= Polar Epsilon =

Polar Epsilon is a Canadian Forces project to provide enhanced all-weather day and night surveillance capabilities utilizing imagery from the RADARSAT-2 earth observation satellite. The project includes two new ground stations, one at each coast. Data is primarily used to support military operations, but can also be accessed by other departments or agencies.

==History==
The Polar Epsilon project was approved on May 30, 2005. It uses information from RADARSAT-2, launched in December 2007, to produce imagery for Canadian military commanders to use in order to conduct operations in their areas of responsibility. The RADARSAT-2 information is used in many ways, including surveillance of Canada's Arctic region and maritime approaches, the detection of vessels, and support to CF operations globally.
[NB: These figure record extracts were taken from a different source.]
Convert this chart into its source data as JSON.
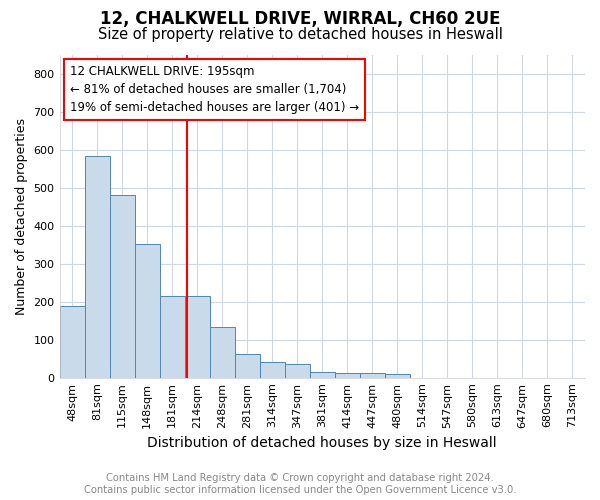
{
  "title1": "12, CHALKWELL DRIVE, WIRRAL, CH60 2UE",
  "title2": "Size of property relative to detached houses in Heswall",
  "xlabel": "Distribution of detached houses by size in Heswall",
  "ylabel": "Number of detached properties",
  "categories": [
    "48sqm",
    "81sqm",
    "115sqm",
    "148sqm",
    "181sqm",
    "214sqm",
    "248sqm",
    "281sqm",
    "314sqm",
    "347sqm",
    "381sqm",
    "414sqm",
    "447sqm",
    "480sqm",
    "514sqm",
    "547sqm",
    "580sqm",
    "613sqm",
    "647sqm",
    "680sqm",
    "713sqm"
  ],
  "values": [
    190,
    585,
    480,
    352,
    215,
    215,
    133,
    62,
    42,
    35,
    15,
    12,
    13,
    10,
    0,
    0,
    0,
    0,
    0,
    0,
    0
  ],
  "bar_color": "#c9daea",
  "bar_edge_color": "#4a86b8",
  "annotation_line1": "12 CHALKWELL DRIVE: 195sqm",
  "annotation_line2": "← 81% of detached houses are smaller (1,704)",
  "annotation_line3": "19% of semi-detached houses are larger (401) →",
  "ylim": [
    0,
    850
  ],
  "yticks": [
    0,
    100,
    200,
    300,
    400,
    500,
    600,
    700,
    800
  ],
  "footnote1": "Contains HM Land Registry data © Crown copyright and database right 2024.",
  "footnote2": "Contains public sector information licensed under the Open Government Licence v3.0.",
  "fig_background": "#ffffff",
  "plot_background": "#ffffff",
  "grid_color": "#d0d8e4",
  "title1_fontsize": 12,
  "title2_fontsize": 10.5,
  "xlabel_fontsize": 10,
  "ylabel_fontsize": 9,
  "tick_fontsize": 8,
  "annotation_fontsize": 8.5,
  "footnote_fontsize": 7.2
}
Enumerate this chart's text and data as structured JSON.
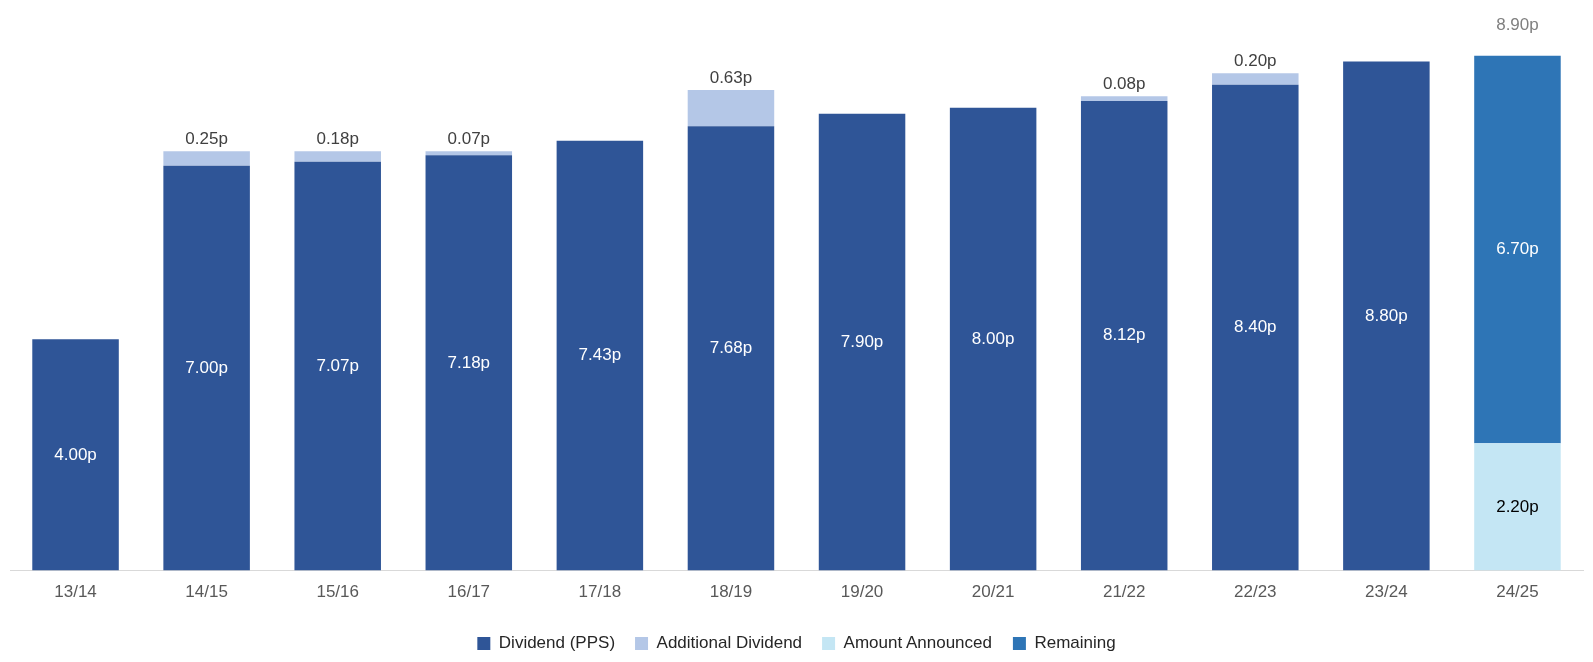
{
  "chart_data": {
    "type": "bar",
    "stacked": true,
    "legend": "bottom",
    "grid": false,
    "categories": [
      "13/14",
      "14/15",
      "15/16",
      "16/17",
      "17/18",
      "18/19",
      "19/20",
      "20/21",
      "21/22",
      "22/23",
      "23/24",
      "24/25"
    ],
    "series": [
      {
        "name": "Dividend (PPS)",
        "color": "#2f5597",
        "values": [
          4.0,
          7.0,
          7.07,
          7.18,
          7.43,
          7.68,
          7.9,
          8.0,
          8.12,
          8.4,
          8.8,
          null
        ],
        "value_labels": [
          "4.00p",
          "7.00p",
          "7.07p",
          "7.18p",
          "7.43p",
          "7.68p",
          "7.90p",
          "8.00p",
          "8.12p",
          "8.40p",
          "8.80p",
          null
        ]
      },
      {
        "name": "Additional Dividend",
        "color": "#b4c7e7",
        "values": [
          null,
          0.25,
          0.18,
          0.07,
          null,
          0.63,
          null,
          null,
          0.08,
          0.2,
          null,
          null
        ],
        "value_labels": [
          null,
          "0.25p",
          "0.18p",
          "0.07p",
          null,
          "0.63p",
          null,
          null,
          "0.08p",
          "0.20p",
          null,
          null
        ]
      },
      {
        "name": "Amount Announced",
        "color": "#c4e6f4",
        "values": [
          null,
          null,
          null,
          null,
          null,
          null,
          null,
          null,
          null,
          null,
          null,
          2.2
        ],
        "value_labels": [
          null,
          null,
          null,
          null,
          null,
          null,
          null,
          null,
          null,
          null,
          null,
          "2.20p"
        ]
      },
      {
        "name": "Remaining",
        "color": "#2e75b6",
        "values": [
          null,
          null,
          null,
          null,
          null,
          null,
          null,
          null,
          null,
          null,
          null,
          6.7
        ],
        "value_labels": [
          null,
          null,
          null,
          null,
          null,
          null,
          null,
          null,
          null,
          null,
          null,
          "6.70p"
        ]
      }
    ],
    "totals": [
      null,
      null,
      null,
      null,
      null,
      null,
      null,
      null,
      null,
      null,
      null,
      "8.90p"
    ]
  }
}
The implementation phase of Polar Epsilon began in March 2009 with the design and construction phase of two new RADARSAT-2 ground stations, by
MacDonald Dettwiler and Associates (MDA), one on the east coast in Masstown, N.S., and the other on the west coast in Aldergrove, B.C. The ground stations will be wholly owned and operated by the Government of Canada and are expected to be operational by March 2011. Completion of the Polar Epsilon project is expected by late 2011.

The three satellites forming the RADARSAT Constellation launched on June 12, 2019, providing continuity of data for Polar Epsilon.